Тутъ Карлосъ сталъ разсказывать ему, хотя уже не въ первый разъ, но подробнѣе,-- о судьбахъ реформированной церкви въ Испаніи.

Потомъ Карлосъ въ первый разъ разсказалъ всю исторію своей жизни. Прежде чѣмъ онъ дошелъ до половины своего разсказа, донъ-Жуанъ спросилъ его въ волненіи:

-- Знаетъ ли и любитъ ли слово Божіе мой сынъ Жуань Родриго?
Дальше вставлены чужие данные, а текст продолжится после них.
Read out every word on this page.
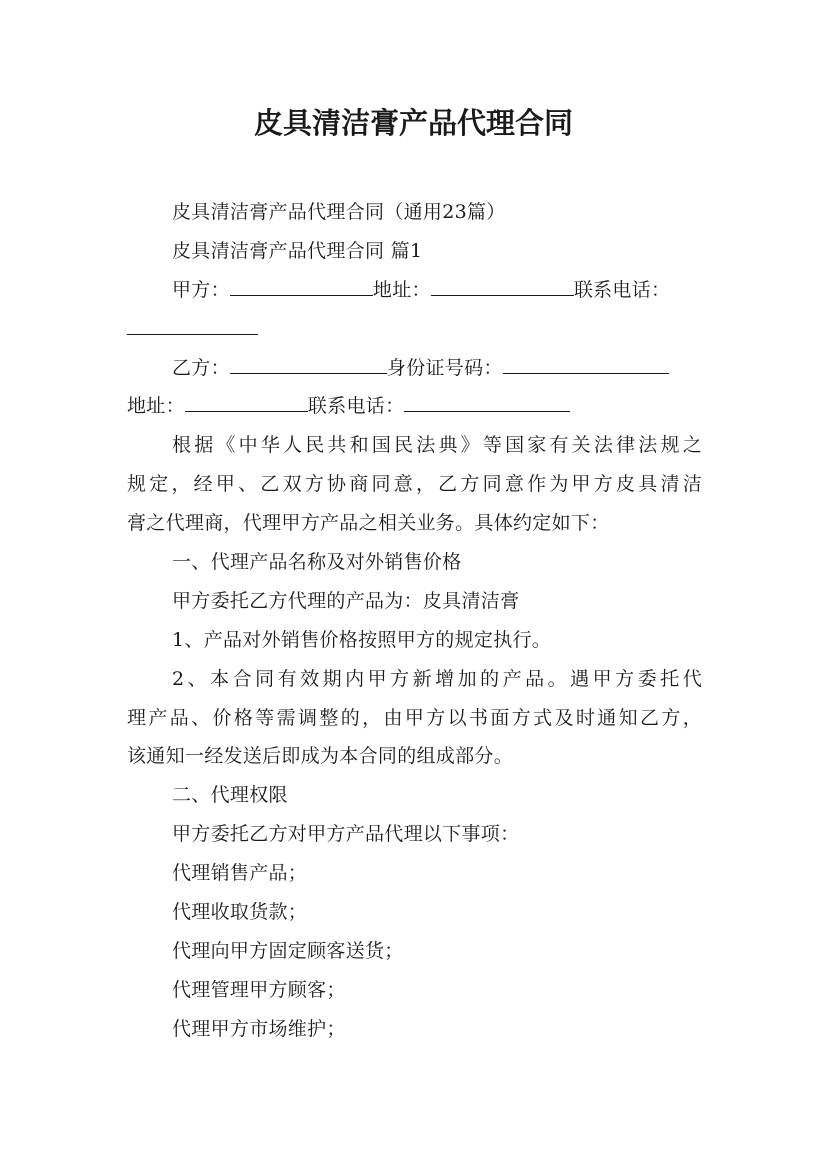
皮具清洁膏产品代理合同
皮具清洁膏产品代理合同（通用23篇）
皮具清洁膏产品代理合同 篇1
甲方：	地址：	联系电话：
乙方：	身份证号码：
地址：	联系电话：
根据《中华人民共和国民法典》等国家有关法律法规之
规定，经甲、乙双方协商同意，乙方同意作为甲方皮具清洁
膏之代理商，代理甲方产品之相关业务。具体约定如下：
一、代理产品名称及对外销售价格
甲方委托乙方代理的产品为：皮具清洁膏
1、产品对外销售价格按照甲方的规定执行。
2、本合同有效期内甲方新增加的产品。遇甲方委托代
理产品、价格等需调整的，由甲方以书面方式及时通知乙方，
该通知一经发送后即成为本合同的组成部分。
二、代理权限
甲方委托乙方对甲方产品代理以下事项：
代理销售产品；
代理收取货款；
代理向甲方固定顾客送货；
代理管理甲方顾客；
代理甲方市场维护；
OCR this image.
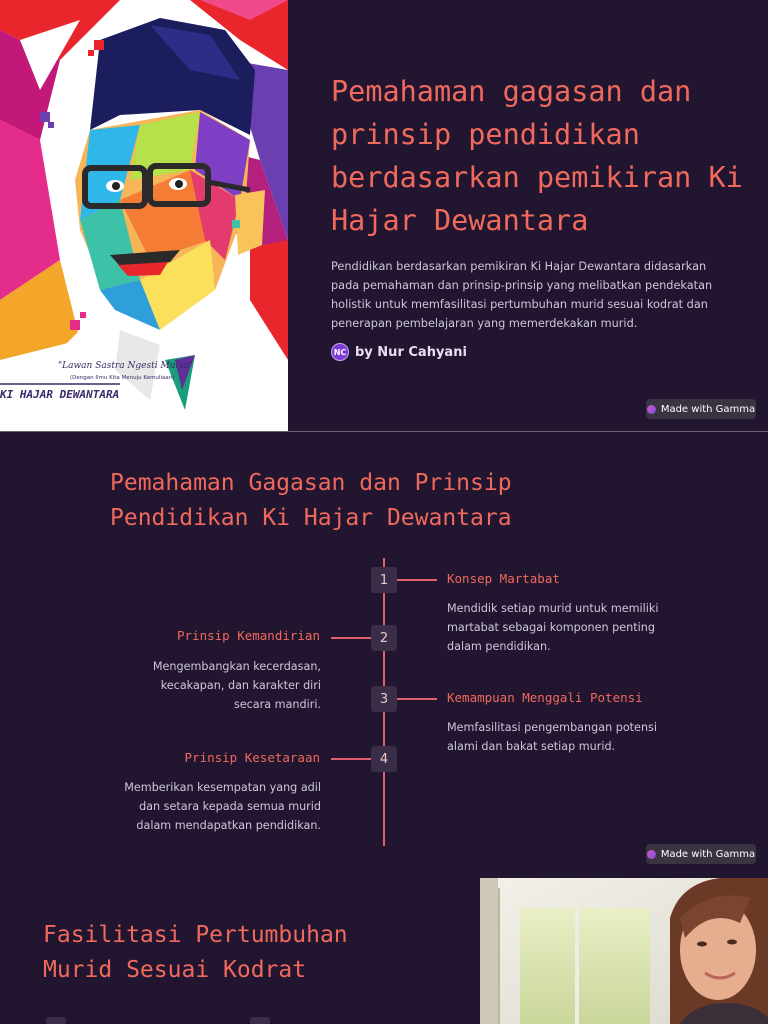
"Lawan Sastra Ngesti Mulya"
(Dengan Ilmu Kita Menuju Kemuliaan)
KI HAJAR DEWANTARA
Pemahaman gagasan dan prinsip pendidikan berdasarkan pemikiran Ki Hajar Dewantara

Pendidikan berdasarkan pemikiran Ki Hajar Dewantara didasarkan pada pemahaman dan prinsip-prinsip yang melibatkan pendekatan holistik untuk memfasilitasi pertumbuhan murid sesuai kodrat dan penerapan pembelajaran yang memerdekakan murid.

NC by Nur Cahyani
Made with Gamma
Pemahaman Gagasan dan Prinsip Pendidikan Ki Hajar Dewantara
1	Konsep Martabat

Mendidik setiap murid untuk memiliki martabat sebagai komponen penting dalam pendidikan.

2
Prinsip Kemandirian

Mengembangkan kecerdasan, kecakapan, dan karakter diri secara mandiri.	3	Kemampuan Menggali Potensi

Memfasilitasi pengembangan potensi alami dan bakat setiap murid.

4
Prinsip Kesetaraan

Memberikan kesempatan yang adil dan setara kepada semua murid dalam mendapatkan pendidikan.

Made with Gamma
Fasilitasi Pertumbuhan Murid Sesuai Kodrat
Ранѣе Карлосъ старался съ возможною мягкостью обходить этотъ вопросъ. И до послѣдняго времени онъ не смѣлъ сказать правду, опасаясь, что какое нибудь неосторожное слово, сорвавшееся съ устъ старика, могло повредить Жуану, а также боялся, чтобъ кто нибудь не подслушалъ ихъ. И онъ склонился въ умиравшему и передалъ ему, что тотъ просилъ, едва слышнымъ шепотомъ.

-- Благодарю Бога моего,-- проговорилъ тихо донъ-Жуанъ. Теперь всѣ мои земныя желанія исполнены, кромѣ только одного, чтобы ты былъ въ безопасности. Но,-- прибавилъ онъ,-- выходитъ какъ-то не справедливо, что все одному Жуану, а тебѣ ничего.

-- Мнѣ ничего! -- воскликнулъ Карлосъ. И еслибъ не темнота комнаты, то его отецъ увидѣлъ бы, какъ просіяло его лицо.-- Отецъ мой, мнѣ выпала самая счастливая доля. Еслибъ даже все могло перемѣниться, я не промѣнялъ бы послѣдніе два года на лучшія земныя радости. Самъ Господь сдѣлался ноимъ удѣломъ, моимъ наслѣдіемъ въ странѣ живыхъ!

-- Кромѣ того,-- продолжалъ онъ, послѣ краткаго молчанія,-- развѣ я не увидѣлъ тебя, отецъ мой. И потому я радъ, что моему брату досталась доля земного счастья. Но всего удивительнѣе, что осуществленіе нашей дѣтской мечты выпало на долю мнѣ, слабѣйшему, а не мужественному Жуану, что робкому и слабому Карлосу суждено было найти нашего отца.

-- Слабому, робкому? -- повторилъ съ недовѣрчивой улыбкой донъ-Жуанъ.-- Я не могу себѣ представить, чтобы кто нибудь соединялъ эти понятія съ именемъ моего героя-сына... Карлосъ, нѣтъ-ли у насъ вина?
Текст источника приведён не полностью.